Morgan Stanley analysts, including Toni Kaplan, noted that Anthropic’s expansion into legal workflows heightened competition for companies like Thomson Reuters, calling it a “potential negative,” according to Bloomberg.

Analysts fear that as enterprises adopt AI systems capable of executing complex tasks independently, the need for large offshore vendor teams could decline—putting pressure on billable hours, utilisation rates, and margins.

Structural Disruption, Not Just a Cyclical Dip

Market experts cautioned that the sharp correction should be viewed through the lens of structural change rather than short-term weakness.

Bhavik Joshi, Business Head at INVasset PMS, said markets are still digesting a fundamental shift in how enterprise value is created.

“AI is no longer augmenting services—it is beginning to replace large portions of traditional, labor-intensive workflows,” he said.

Joshi highlighted that AI platforms are now executing complex SAP migrations and enterprise transformations in weeks, tasks that previously took years of human-led effort.

“This is not incremental automation.

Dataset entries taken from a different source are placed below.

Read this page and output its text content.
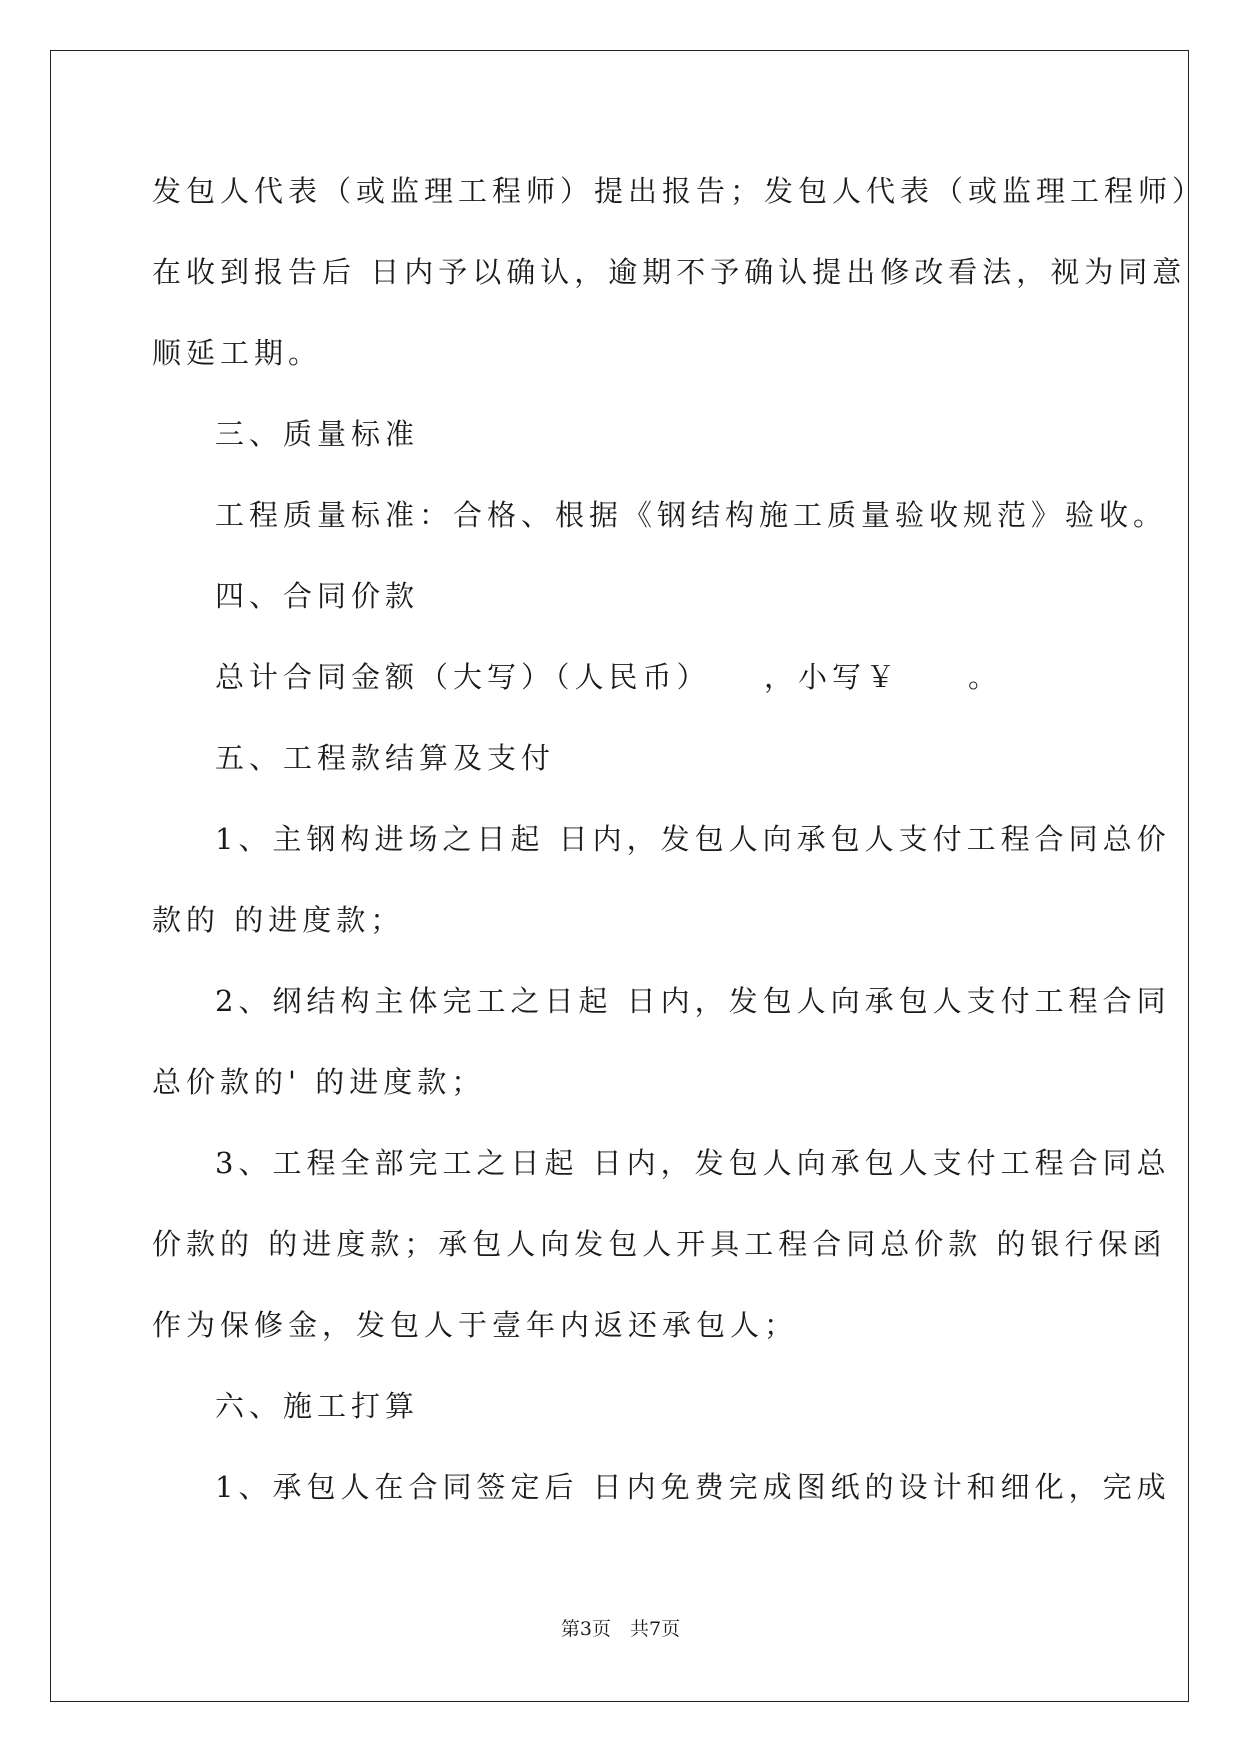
发包人代表（或监理工程师）提出报告；发包人代表（或监理工程师）
在收到报告后 日内予以确认，逾期不予确认提出修改看法，视为同意
顺延工期。
三、质量标准
工程质量标准：合格、根据《钢结构施工质量验收规范》验收。
四、合同价款
总计合同金额（大写）（人民币）　　，小写￥　　。
五、工程款结算及支付
1、主钢构进场之日起 日内，发包人向承包人支付工程合同总价
款的 的进度款；
2、纲结构主体完工之日起 日内，发包人向承包人支付工程合同
总价款的' 的进度款；
3、工程全部完工之日起 日内，发包人向承包人支付工程合同总
价款的 的进度款；承包人向发包人开具工程合同总价款 的银行保函
作为保修金，发包人于壹年内返还承包人；
六、施工打算
1、承包人在合同签定后 日内免费完成图纸的设计和细化，完成
第3页　共7页
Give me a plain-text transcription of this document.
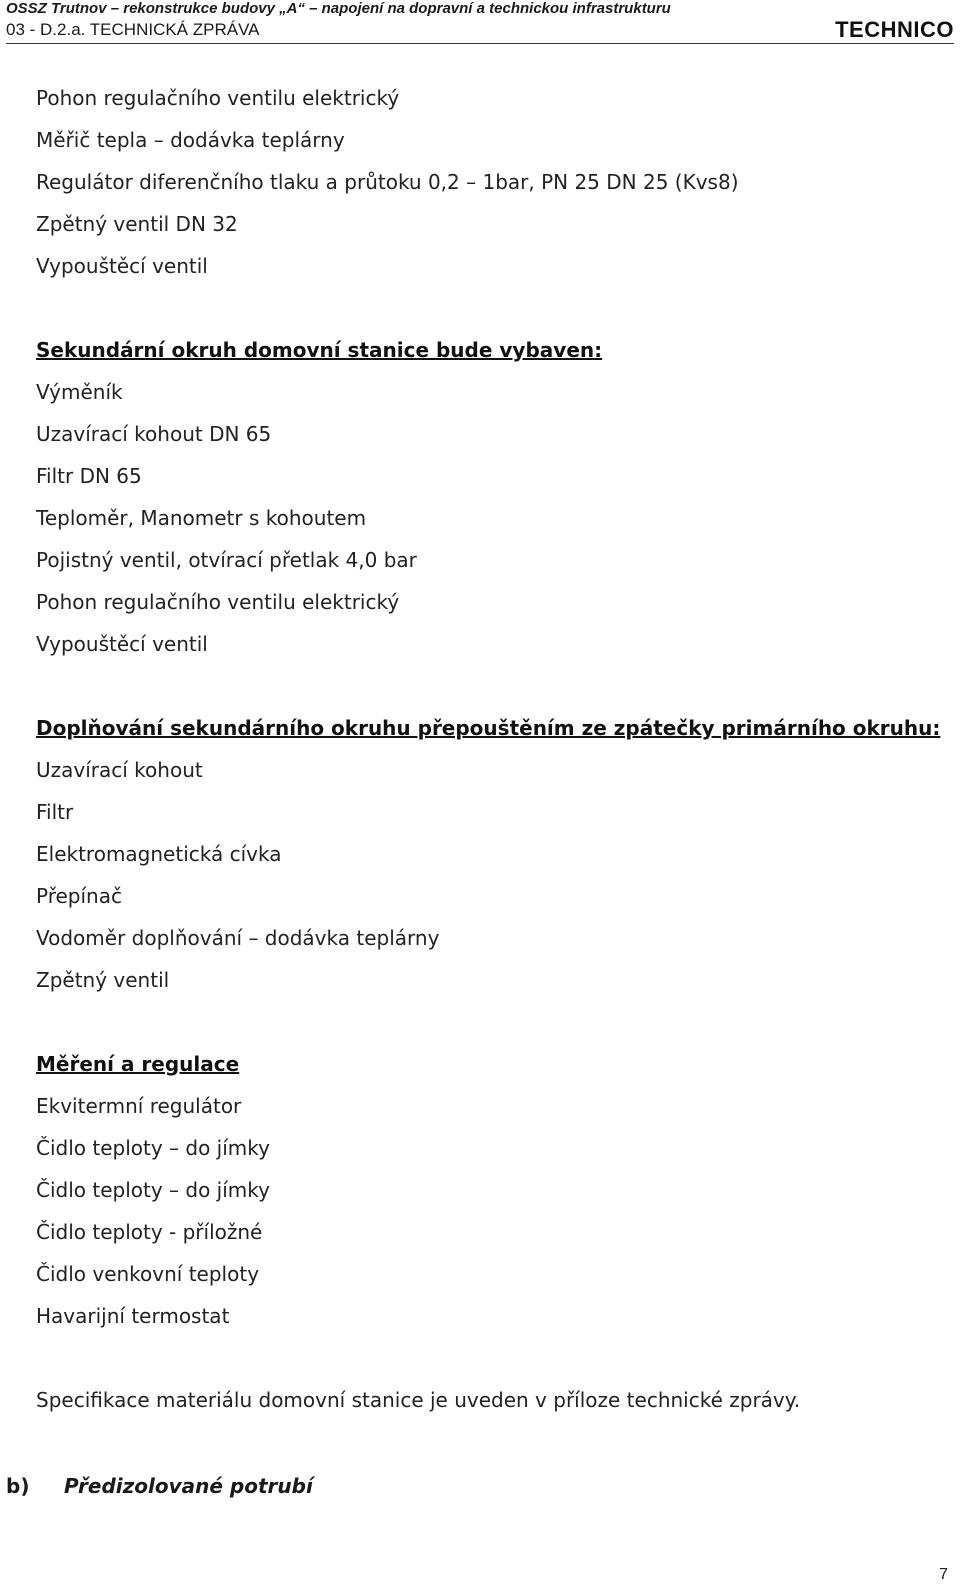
OSSZ Trutnov – rekonstrukce budovy „A“ – napojení na dopravní a technickou infrastrukturu
03 - D.2.a. TECHNICKÁ ZPRÁVA	TECHNICO
Pohon regulačního ventilu elektrický
Měřič tepla – dodávka teplárny
Regulátor diferenčního tlaku a průtoku 0,2 – 1bar, PN 25 DN 25 (Kvs8)
Zpětný ventil DN 32
Vypouštěcí ventil
Sekundární okruh domovní stanice bude vybaven:
Výměník
Uzavírací kohout DN 65
Filtr DN 65
Teploměr, Manometr s kohoutem
Pojistný ventil, otvírací přetlak 4,0 bar
Pohon regulačního ventilu elektrický
Vypouštěcí ventil
Doplňování sekundárního okruhu přepouštěním ze zpátečky primárního okruhu:
Uzavírací kohout
Filtr
Elektromagnetická cívka
Přepínač
Vodoměr doplňování – dodávka teplárny
Zpětný ventil
Měření a regulace
Ekvitermní regulátor
Čidlo teploty – do jímky
Čidlo teploty – do jímky
Čidlo teploty - příložné
Čidlo venkovní teploty
Havarijní termostat
Specifikace materiálu domovní stanice je uveden v příloze technické zprávy.
b) Předizolované potrubí
7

It represents a fundamental compression of time, cost, and manpower across core enterprise processes.”

Threat to Entry-Level Talent and Service Models

Systematix Group analyst Ambrish Shah warned that Anthropic’s advanced AI systems could disrupt the entry-level talent pipeline at Indian IT firms by replacing routine development and testing tasks.

As Indian enterprises integrate Claude into critical coding workflows, dependency on large vendor teams may decline, squeezing margins for traditional service providers.

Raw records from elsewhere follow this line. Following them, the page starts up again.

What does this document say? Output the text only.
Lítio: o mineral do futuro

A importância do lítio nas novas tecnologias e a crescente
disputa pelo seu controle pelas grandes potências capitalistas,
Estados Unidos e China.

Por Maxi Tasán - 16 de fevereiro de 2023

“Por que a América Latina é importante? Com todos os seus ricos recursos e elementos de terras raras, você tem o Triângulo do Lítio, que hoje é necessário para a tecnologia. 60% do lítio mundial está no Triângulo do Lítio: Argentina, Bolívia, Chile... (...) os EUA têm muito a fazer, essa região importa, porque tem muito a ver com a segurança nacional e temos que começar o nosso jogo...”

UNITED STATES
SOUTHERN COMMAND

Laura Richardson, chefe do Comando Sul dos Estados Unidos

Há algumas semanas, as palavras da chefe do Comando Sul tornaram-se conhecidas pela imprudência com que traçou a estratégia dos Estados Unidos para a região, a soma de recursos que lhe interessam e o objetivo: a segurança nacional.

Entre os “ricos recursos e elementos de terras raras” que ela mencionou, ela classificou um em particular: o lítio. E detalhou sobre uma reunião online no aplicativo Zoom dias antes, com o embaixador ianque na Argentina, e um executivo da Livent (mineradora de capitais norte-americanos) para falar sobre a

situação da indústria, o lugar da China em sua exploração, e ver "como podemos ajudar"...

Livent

Is There a Silver Lining Amid the Chaos?

Despite the anxiety, several analysts urged investors not to confuse disruption with destruction.

Joshi noted that technology adoption often accelerates during periods of macro uncertainty, as enterprises seek speed, predictability, and scalability.

“What equity markets are pricing is near-term earnings visibility. What enterprises are investing in is long-term operational resilience.”

He added that history shows sharp tech stock drawdowns often occur at moments of inflection—when old delivery models are questioned but new ones are not yet reflected in financial statements.

“The current correction appears less a signal of declining relevance and more a reflection of markets struggling to price a rapid shift in enterprise value creation.”

Market Reaction May Be Overdone

Siddharth Maurya, Founder and Managing Director of Vibhavangal Anukulakara, described the sell-off as largely sentiment-driven.

“AI will disrupt pricing and delivery structures, but it will also expand the addressable market for early movers,” he said.

He expects short-term volatility as investors reassess margins but believes AI-adopting IT firms will outperform in the medium term.

Similarly, Sumit Pokharna, Vice President of Research at Kotak Securities, called the crash a “knee-jerk reaction,” noting that Indian IT companies operate at a service-provider level and may be relatively shielded until AI models become deeply customisable.

What Investors Should Take Away

The Anthropic-triggered sell-off was not about an immediate collapse—it was a repricing of risk.

Key lessons emerging from the carnage include:

  • Software and IT services are being challenged, not rendered obsolete

  • AI-native companies are likely to command valuation premiums

  • Headcount-heavy models will face increasing scrutiny

  • Volatility will remain elevated as AI capabilities evolve rapidly

  • Long-term winners will adapt their business models rather than resist change

The Bigger Picture

For the first time, markets are treating AI as a zero-sum force—one that creates winners and pressures incumbents. The sell-off sparked by Anthropic’s AI tool marks a turning point in how investors perceive the future of software, IT services, and enterprise value creation.

For Indian IT firms, the message is clear: the era of linear growth is ending. The next phase will reward those who integrate AI deeply into delivery models, pricing structures, and client outcomes.

The panic may fade—but the transformation will not.